Don’t Feed Corn to Wild Animals

Please be careful about where your good intentions lead! Especially around this time of year, a lot of people will feed wildlife to try to help them prepare for winter. Because corn is cheap and is readily eaten by most mammals, it’s a common choice for supplemental food.

Native wild animals don’t need our help preparing for winter: they evolved alongside their food sources to have exactly what they need during each time of year. Some animals, like chipmunks and jays, prepare form winter by storing natural autumn foods like acorns and nuts. Others, like many songbirds, migrate. Deer change their digestive systems to adapt to a low-calorie woody diet. Most animals drastically reduce their activity level to conserve energy. Seasonal changes are a normal, natural, and beautiful part of the balance of nature, and we don’t need to intervene in animals’ seasonal diets any more than we need to intervene in the fruiting of plants or the changing of leaves.

Even if you insist on feeding wildlife corn is not a healthy meal for most wild animals. Compared to natural foods, corn is high in sugar and calories and low in vitamins and minerals, sort of like the animal equivalent of a Snickers bar. While occasionally raising sweet corn from a garden won’t cause most animals much trouble, they can become very sick if they eat it routinely.

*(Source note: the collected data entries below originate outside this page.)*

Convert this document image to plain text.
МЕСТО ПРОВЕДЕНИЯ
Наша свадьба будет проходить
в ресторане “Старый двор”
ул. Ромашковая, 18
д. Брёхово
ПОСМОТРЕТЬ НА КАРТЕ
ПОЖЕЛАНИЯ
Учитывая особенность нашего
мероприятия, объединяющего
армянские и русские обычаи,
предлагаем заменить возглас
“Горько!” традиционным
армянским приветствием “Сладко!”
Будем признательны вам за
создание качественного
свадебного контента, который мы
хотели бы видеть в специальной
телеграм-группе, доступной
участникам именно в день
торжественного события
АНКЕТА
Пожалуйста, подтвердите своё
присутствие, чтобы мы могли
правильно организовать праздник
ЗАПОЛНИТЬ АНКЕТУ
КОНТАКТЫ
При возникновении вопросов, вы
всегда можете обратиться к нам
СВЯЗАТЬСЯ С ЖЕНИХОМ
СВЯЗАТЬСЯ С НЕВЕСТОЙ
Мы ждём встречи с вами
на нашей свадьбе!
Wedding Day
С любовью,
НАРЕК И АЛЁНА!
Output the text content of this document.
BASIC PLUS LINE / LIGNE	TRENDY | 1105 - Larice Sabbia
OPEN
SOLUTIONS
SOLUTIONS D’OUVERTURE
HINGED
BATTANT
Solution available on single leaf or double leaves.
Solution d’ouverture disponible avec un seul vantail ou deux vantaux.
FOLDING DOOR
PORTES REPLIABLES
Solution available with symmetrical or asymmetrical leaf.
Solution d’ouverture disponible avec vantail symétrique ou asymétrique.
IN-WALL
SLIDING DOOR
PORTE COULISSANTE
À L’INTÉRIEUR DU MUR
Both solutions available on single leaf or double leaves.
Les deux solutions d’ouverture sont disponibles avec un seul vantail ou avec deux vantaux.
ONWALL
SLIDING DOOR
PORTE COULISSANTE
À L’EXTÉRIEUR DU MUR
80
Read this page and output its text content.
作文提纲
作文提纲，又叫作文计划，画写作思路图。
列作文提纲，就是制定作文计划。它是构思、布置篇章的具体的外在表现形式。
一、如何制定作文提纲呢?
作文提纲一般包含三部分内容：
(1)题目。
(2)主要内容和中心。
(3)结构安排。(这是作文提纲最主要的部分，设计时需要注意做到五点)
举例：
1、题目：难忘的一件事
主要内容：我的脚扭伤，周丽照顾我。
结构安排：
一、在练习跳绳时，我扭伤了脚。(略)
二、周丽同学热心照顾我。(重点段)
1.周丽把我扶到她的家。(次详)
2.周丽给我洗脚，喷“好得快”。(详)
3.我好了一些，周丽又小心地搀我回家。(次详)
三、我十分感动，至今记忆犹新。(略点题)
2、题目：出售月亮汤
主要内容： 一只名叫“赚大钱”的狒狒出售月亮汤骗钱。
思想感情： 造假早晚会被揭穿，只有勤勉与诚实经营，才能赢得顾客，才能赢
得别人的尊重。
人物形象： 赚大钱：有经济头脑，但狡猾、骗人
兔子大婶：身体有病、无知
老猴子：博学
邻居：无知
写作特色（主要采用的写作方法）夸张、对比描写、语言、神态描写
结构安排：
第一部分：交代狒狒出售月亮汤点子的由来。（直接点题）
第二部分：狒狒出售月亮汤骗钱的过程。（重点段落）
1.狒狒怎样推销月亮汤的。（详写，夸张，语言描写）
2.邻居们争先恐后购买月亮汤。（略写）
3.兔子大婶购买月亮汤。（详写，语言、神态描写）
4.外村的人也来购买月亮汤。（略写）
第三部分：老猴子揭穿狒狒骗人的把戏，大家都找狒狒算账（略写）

Waterfowl who eat too much corn are at risk for angelwing syndrome, which renders them unable to fly. Raccoons, opossums, and squirrels who eat too much of it can develop liver disease and bone deformities. Deer who eat corn after their winter metabolic changes often succumb to ketoacidosis because their bodies can’t process sugar. Bears who begin eating corn will get excited about the hand-outs and killed when they get cozy around people.

Another problem: rats and mice love corn more than nearly any other wild animals, and you’ll end up with a lot of them if you leave it out as a food source!

Please don’t feed corn to wild animals. You can keep them healthy in fall and winter by giving them space, protecting their habitats, keeping your pets indoors, and growing native plants.